I got into Twin Peaks a little bit later on in life, in my 20s, in order to impress a guy. The crush never materialized, but a full-blown obsession emerged. At the time, I was in graduate school studying poetry somewhere in West Virginia, and something horrible had happened to me that affected both my work and school life. As an escape, I pretended the lush landscape of Appalachia was actually somewhere in Twin Peaks, Washington. I dressed like Audrey Horne. I smoked cigarettes. I got four tattoos, the fourth being a matching one with someone I no longer speak to. I got my dad into the show, and now he owns a Funko pop based on every main character. Twin Peaks was the jumping-off point – and I slowly made my way through his entire filmography. Blonde girls and blue light and unconventional love and so many cigarettes and uncomfortable sex scenes – that’s Lynch, but that’s not even the half of it.

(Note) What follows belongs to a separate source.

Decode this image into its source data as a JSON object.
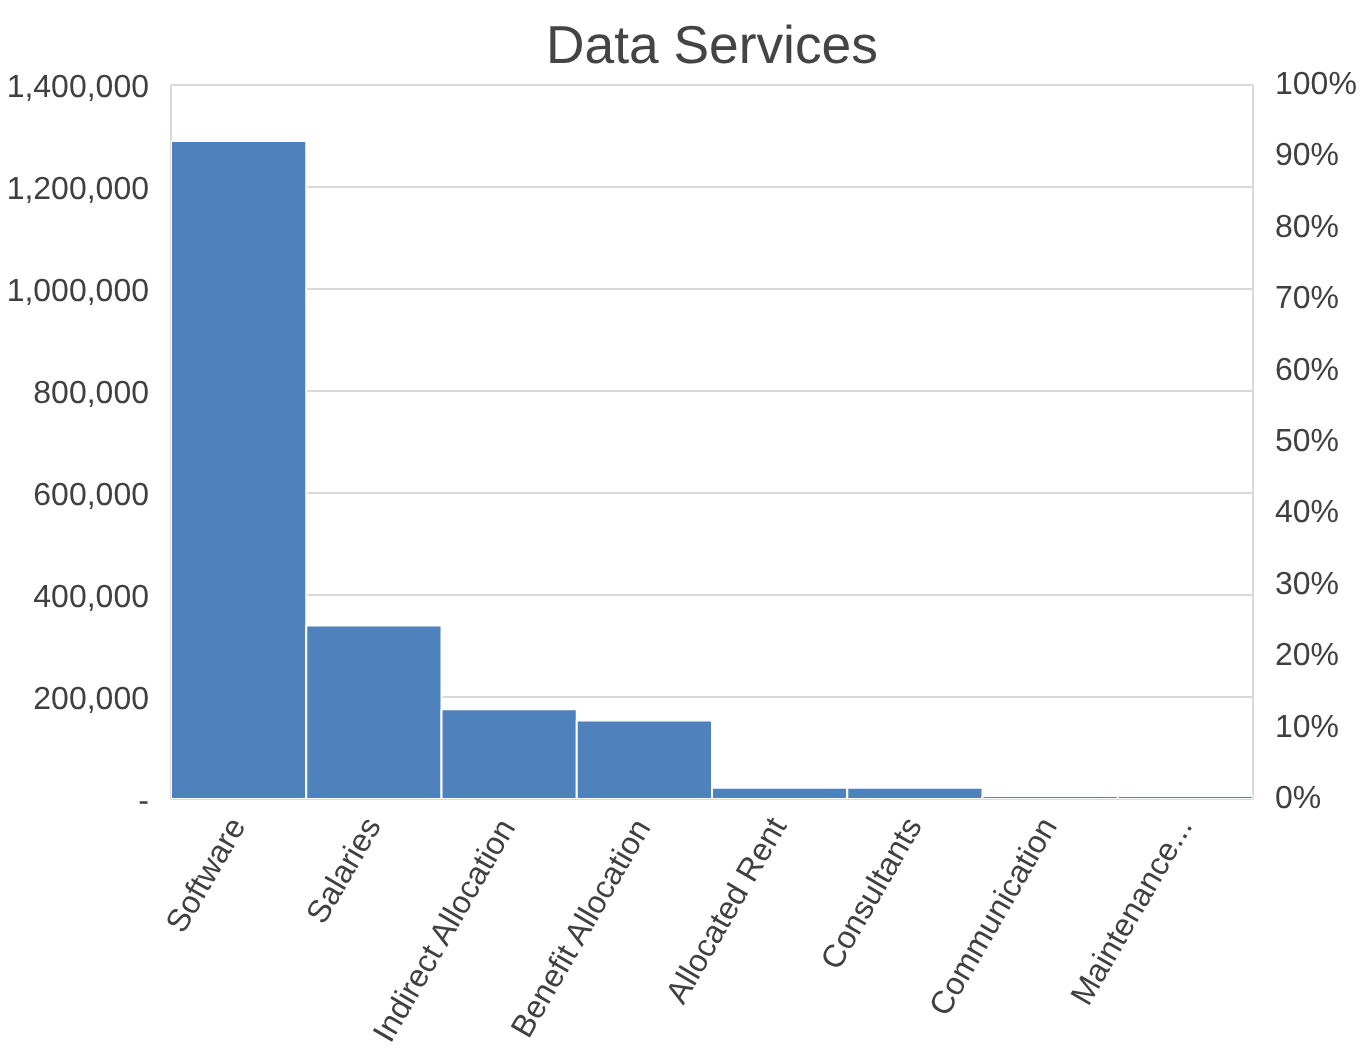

I could tell you to start with Wild at Heart and follow up with Mulholland Drive and then make your way down to Inland Empire and Eraserhead – or vice versa if you’re feeling frisky – or start with Twin Peaks and chase it with The Return – but there’s no right or wrong way. Each Lynch project is almost its own lifeform, its own special thing – once you’re hooked, you’re hooked (and then suddenly you’re filling your tiny apartment up with Twin Peaks merchandise from 1990 than you found on eBay instead of paying your student loans).
Lynch isn’t here anymore, and I don’t know what to do with myself. Part of my job is getting to ask artists about the art they make, and I’m really sad that I didn’t get the chance to chat with him. I, like so many fans who make art of their own, still have so many questions. But he would probably tell me to look to the moon, or something. He would point at the stars, or to a can of Coke. He would say that we already have all the answers. The owls are not what they seem. One day the sadness will end.
Twin Peaks, Twin Peaks: Fire Walk with Me, and Twin Peaks: The Return are streaming now on Showtime. Mulholland Drive, Inland Empire, and Eraserhead are streaming now on Max. You’re welcome.